Allen Frances é um dos organizadores do DSM-4 e crítico verbal do DSM-5 e o modo que ele foi criado. Para ele, há uma hiperinflação de possíveis diagnósticos psiquiátricos — todos tratados com um remedinho esperto. Isso faz com que os transtornos mais graves se tornem menos observados, que haja muitos diagnósticos incorretos, e principalmente, que muita gente tome remédios desnecessários — muitos deles viciantes.
Em uma discussão com um amigo psicólogo sobre a comunidade de psicólogos e psiquiatras, ele disse ser importante tentar se afastar das soluções medicamentosas e de diagnósticos cabeludos. “Enchem a gente de remédio para que possamos viver em um mundo torto e desumano, ao invés de olhar para o mundo e dizer: é ele que precisa ser desentortado”, ele disse. “Será que não consigo focar pois sou TDAH ou pois trabalho 12h diárias em um emprego que enfia multitasking e acúmulo de função? Será que tenho insônia pois sou bipolar ou porque não sei se vou conseguir almoçar amanhã, quiçá pagar o aluguel, já que tive meu emprego uberizado e sucateado?”
Um problema constante, segundo o amigo psicólogo acima e outros dois (sim, conheço uma pá de psicólogos) é o autodiagnóstico.
A galera sente um friozinho na planta do pé e já sai nas redes sociais dizendo que tá no espectro autista. Qualquer dia mais triste é depressão. Nem quero citar as pessoas que dizer ter Transtorno Obsessivo Compulsivo e são só virginianas.
O diagnóstico é complicado, claro, mas um colega que começou a tomar Ritalina pois decidiu que tem TDAH é mais complicado que isso.

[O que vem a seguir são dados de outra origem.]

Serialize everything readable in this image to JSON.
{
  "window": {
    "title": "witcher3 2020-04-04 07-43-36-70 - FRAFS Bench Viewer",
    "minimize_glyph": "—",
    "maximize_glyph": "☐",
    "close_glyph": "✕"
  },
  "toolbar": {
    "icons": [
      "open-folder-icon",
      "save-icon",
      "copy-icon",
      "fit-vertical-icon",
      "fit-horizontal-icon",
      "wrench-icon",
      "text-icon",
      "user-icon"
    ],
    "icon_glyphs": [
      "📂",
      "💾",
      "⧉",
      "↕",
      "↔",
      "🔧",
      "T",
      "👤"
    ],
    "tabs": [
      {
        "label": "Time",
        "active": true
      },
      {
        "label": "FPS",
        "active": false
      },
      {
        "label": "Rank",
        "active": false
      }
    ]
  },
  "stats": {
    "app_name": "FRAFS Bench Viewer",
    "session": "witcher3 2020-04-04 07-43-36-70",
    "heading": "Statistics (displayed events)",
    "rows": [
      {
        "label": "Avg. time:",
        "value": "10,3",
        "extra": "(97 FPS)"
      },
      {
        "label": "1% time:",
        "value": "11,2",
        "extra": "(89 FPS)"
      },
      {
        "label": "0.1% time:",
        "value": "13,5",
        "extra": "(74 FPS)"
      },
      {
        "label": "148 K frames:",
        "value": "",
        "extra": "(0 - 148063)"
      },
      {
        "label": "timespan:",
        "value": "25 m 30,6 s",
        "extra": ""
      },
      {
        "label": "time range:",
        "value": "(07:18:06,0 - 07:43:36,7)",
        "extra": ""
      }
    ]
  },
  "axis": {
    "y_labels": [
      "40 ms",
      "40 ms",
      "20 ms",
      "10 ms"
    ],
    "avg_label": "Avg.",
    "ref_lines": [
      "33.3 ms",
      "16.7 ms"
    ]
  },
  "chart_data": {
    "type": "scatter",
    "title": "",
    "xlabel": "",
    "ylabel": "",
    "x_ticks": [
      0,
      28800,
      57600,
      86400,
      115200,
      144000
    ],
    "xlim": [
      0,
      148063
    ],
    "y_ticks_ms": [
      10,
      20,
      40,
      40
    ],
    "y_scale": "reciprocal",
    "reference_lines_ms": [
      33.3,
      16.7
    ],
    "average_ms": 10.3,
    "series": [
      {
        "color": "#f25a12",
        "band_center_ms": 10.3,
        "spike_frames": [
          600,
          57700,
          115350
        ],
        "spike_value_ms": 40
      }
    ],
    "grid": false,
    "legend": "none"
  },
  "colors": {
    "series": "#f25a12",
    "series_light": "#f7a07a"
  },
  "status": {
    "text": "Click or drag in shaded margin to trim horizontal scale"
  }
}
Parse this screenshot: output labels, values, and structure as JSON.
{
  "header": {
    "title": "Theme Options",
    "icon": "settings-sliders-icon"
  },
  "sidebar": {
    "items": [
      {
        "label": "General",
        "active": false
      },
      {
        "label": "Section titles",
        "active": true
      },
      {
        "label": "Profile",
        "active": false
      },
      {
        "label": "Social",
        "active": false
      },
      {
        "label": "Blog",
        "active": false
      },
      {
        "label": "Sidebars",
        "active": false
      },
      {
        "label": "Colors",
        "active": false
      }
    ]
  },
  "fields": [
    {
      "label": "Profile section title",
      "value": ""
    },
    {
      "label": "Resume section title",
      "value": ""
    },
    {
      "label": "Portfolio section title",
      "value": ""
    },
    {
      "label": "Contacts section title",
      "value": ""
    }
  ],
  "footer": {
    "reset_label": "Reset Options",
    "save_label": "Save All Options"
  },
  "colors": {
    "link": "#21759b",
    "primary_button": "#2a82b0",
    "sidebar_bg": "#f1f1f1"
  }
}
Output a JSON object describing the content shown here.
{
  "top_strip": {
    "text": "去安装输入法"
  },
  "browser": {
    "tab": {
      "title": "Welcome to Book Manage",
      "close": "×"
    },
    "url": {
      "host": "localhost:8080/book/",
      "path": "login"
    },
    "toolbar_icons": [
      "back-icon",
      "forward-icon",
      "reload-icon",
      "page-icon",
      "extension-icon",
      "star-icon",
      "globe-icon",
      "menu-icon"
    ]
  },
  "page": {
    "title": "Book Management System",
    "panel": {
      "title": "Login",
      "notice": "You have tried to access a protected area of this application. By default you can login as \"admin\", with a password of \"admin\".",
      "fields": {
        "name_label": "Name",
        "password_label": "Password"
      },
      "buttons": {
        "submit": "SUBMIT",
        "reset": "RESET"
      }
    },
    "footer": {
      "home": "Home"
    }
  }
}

Na Alemanha conheci uma mulher que colocava seu Transtorno do Espectro Autista na frente de tudo. Ela dizia não produzir bem no trabalho por causa do TEA, de não conseguir cuidar de sua casa por causa do TEA, de ter problemas com higiene por causa do TEA… mas nunca foi num único médicozinho para saber se realmente está no TEA ou se só precisa get their shit together.
Eu entendo pra caralho como o diagnóstico é uma libertação — “ah, então é por causa disso que eu sou um maluco do caralho???” — mas a gente precisa tomar cuidado. Esse monte de possíveis diagnósticos para coisas da vida são uma armadilha.
Quero demais que todo mundo tenha tratamentos cuidadosos e que todo mundo consiga sarar do que tiver para não precisar tomar remédios, mas vá na porra do médico. Eu não troco uma merda de parafuso do meu carro sem levar no mecânico porque não entendo nada de carro, quem eu quero enganar ao me autodiagnosticar?
O diagnóstico (correto e acompanhado) salva vidas.
Uma amiga foi diagnosticada há anos com Transtorno Borderline descobriu, há pouco, que na verdade o que ela tem é TDAH. Ela trocou as medicações e fica claro que sua vida melhorou absurdamente. Os novos psiquiatras dizem que o próprio Borderline é um diagnóstico problemático pois tem muitos overlaps com outras doenças, e que ela foi diagnosticada errôneamente no passado.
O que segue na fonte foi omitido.